Зарубин хитро улыбнулся и подмигнул. Он понял, что гроза
закончилась, Коротков выпустил пар и снова готов к человеческой беседе.
– Потому что я маленький. У меня знаешь какой жуткий
комплекс из-за этого? Мной нельзя пренебрегать, меня нельзя ругать, и на меня
нельзя кричать, а то я начинаю ужасно расстраиваться. А когда я расстраиваюсь,
я тупею. И плохо работаю.
– Ты – маленький шантажист, – Коротков выставил
вперед указательный палец.
– Ну да, – согласился Сергей. – А ты большой
начальник. Короче, шеф, я все понял и сделаю, как ты сказал. А об остальном ты
как будто не знаешь. Лады?
* * *
То, что прекратились постоянные дожди, это, конечно, Настю
обрадовало, а вот похолодание наступило одновременно с неприятностями. На
теплоцентрали случилась авария, и все дома в Болотниках оказались без отопления
и горячей воды. В течение дня Насте кое-как удавалось спасаться от холода, но
проведенная в борьбе с ним ночь истощила все запасы ее мужества. Прямо с утра
она позвонила Дюжину и спросила, что в таких случаях нужно делать.
– Нормальные люди топят камин и включают
водонагреватель, – спокойно ответил Павел. – Но тебя к нормальным
причислить нельзя, во-первых, ты не в состоянии наколоть дров, а те, что
наколол Коротков, мы в воскресенье все пожгли.
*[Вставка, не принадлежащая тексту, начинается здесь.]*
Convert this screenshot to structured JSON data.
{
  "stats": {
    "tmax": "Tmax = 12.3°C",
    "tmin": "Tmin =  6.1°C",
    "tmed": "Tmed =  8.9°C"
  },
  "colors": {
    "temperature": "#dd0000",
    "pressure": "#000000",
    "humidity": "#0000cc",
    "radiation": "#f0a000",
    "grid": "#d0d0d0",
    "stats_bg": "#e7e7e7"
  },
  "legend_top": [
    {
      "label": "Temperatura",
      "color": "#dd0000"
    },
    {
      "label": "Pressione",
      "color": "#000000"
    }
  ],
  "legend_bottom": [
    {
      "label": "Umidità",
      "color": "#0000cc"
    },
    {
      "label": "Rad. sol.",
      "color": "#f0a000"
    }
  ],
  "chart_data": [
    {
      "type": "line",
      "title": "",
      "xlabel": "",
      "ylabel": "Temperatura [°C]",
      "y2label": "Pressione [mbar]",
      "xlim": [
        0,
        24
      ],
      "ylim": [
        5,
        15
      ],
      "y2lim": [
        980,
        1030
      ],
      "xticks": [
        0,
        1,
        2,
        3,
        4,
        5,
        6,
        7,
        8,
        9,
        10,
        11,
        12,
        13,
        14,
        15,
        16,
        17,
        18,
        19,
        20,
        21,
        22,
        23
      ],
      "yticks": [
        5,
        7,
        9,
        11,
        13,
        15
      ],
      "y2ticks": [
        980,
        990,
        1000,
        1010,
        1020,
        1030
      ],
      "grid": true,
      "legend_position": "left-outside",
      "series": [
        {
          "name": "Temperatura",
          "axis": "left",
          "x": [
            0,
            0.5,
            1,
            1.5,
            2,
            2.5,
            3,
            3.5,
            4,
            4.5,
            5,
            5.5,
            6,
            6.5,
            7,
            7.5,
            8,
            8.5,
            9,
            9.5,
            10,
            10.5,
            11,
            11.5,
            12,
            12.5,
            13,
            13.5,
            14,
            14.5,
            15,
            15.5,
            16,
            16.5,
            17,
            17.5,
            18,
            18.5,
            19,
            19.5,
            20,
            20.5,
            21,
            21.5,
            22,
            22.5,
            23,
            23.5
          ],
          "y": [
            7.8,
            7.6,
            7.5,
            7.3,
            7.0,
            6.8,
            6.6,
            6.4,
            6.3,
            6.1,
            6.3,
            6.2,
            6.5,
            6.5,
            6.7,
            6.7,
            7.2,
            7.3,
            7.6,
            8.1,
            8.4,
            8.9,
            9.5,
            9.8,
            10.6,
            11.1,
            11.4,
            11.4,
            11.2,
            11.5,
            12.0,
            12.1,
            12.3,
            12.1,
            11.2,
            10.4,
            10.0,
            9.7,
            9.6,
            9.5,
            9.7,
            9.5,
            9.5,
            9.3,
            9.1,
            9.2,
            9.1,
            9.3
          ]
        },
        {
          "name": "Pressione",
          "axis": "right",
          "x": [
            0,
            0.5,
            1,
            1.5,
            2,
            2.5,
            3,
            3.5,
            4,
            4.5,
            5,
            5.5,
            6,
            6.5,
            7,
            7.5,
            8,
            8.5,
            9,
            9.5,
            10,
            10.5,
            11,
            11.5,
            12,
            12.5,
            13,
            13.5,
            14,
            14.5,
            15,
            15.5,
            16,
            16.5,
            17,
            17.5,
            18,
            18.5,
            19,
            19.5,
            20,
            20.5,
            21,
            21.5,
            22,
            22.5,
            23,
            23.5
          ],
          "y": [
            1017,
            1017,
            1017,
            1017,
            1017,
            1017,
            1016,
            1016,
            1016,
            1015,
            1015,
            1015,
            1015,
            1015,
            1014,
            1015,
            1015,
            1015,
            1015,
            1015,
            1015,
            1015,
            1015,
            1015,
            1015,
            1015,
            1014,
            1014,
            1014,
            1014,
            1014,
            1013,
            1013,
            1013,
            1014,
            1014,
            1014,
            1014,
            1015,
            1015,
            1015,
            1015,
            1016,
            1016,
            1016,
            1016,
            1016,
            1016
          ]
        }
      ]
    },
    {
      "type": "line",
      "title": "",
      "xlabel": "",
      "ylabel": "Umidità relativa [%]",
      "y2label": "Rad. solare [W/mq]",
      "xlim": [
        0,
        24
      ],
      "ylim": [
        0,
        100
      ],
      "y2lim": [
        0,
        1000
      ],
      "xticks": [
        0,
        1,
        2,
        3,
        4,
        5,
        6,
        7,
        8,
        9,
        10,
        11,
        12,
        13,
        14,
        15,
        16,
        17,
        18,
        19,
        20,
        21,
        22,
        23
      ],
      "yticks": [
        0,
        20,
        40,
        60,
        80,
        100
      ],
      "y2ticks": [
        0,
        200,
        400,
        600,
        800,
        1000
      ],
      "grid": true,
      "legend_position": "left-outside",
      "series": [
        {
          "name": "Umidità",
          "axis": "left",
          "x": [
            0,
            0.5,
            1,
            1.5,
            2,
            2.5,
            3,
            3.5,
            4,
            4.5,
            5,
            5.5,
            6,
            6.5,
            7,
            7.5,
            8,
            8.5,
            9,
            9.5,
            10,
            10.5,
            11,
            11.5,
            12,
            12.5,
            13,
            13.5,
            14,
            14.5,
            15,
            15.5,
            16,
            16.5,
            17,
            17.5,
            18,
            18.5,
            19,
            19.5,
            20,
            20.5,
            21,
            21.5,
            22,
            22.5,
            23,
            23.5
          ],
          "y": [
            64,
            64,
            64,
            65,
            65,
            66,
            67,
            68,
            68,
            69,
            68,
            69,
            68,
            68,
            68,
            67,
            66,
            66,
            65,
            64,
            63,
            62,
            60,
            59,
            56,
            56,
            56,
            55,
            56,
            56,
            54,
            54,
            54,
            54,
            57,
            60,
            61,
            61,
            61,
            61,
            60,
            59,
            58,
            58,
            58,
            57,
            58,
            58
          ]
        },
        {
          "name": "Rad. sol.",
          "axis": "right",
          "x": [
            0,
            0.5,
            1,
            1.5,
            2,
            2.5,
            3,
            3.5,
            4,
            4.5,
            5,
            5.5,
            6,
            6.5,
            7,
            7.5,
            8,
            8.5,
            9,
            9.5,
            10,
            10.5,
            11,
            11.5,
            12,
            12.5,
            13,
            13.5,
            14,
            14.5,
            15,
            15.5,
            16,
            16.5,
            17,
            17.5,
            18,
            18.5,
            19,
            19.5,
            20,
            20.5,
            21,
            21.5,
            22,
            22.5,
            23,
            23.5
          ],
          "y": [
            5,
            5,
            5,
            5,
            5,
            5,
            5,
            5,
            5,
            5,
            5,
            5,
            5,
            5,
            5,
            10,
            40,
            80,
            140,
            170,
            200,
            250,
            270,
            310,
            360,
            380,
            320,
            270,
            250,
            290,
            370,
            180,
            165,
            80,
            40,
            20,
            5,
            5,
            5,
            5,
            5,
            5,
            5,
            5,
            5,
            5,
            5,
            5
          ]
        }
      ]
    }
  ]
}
Во-вторых, ты не знаешь, где и
как включается водонагреватель.
– И что мне теперь делать? Ждать, пока я превращусь в
мороженую селедку?
– Ждать, пока я приеду.
– Долго ждать-то? – жалобно спросила Настя. –
Я уже изнемогаю.
– Часа полтора. Сейчас отпрошусь у Ивана и поеду.
Вот ведь незадача! Была бы нога здоровой, можно было бы
одеться потеплей и полтора часа гулять по лесу быстрым шагом, и для здоровья
полезно, и согреться помогает. А тут, как ни одевайся, все равно холодно, как
будто на улице сидишь, да никакой особо теплой одежды у Насти с собой и не
было, не рассчитывала она оказаться без отопления.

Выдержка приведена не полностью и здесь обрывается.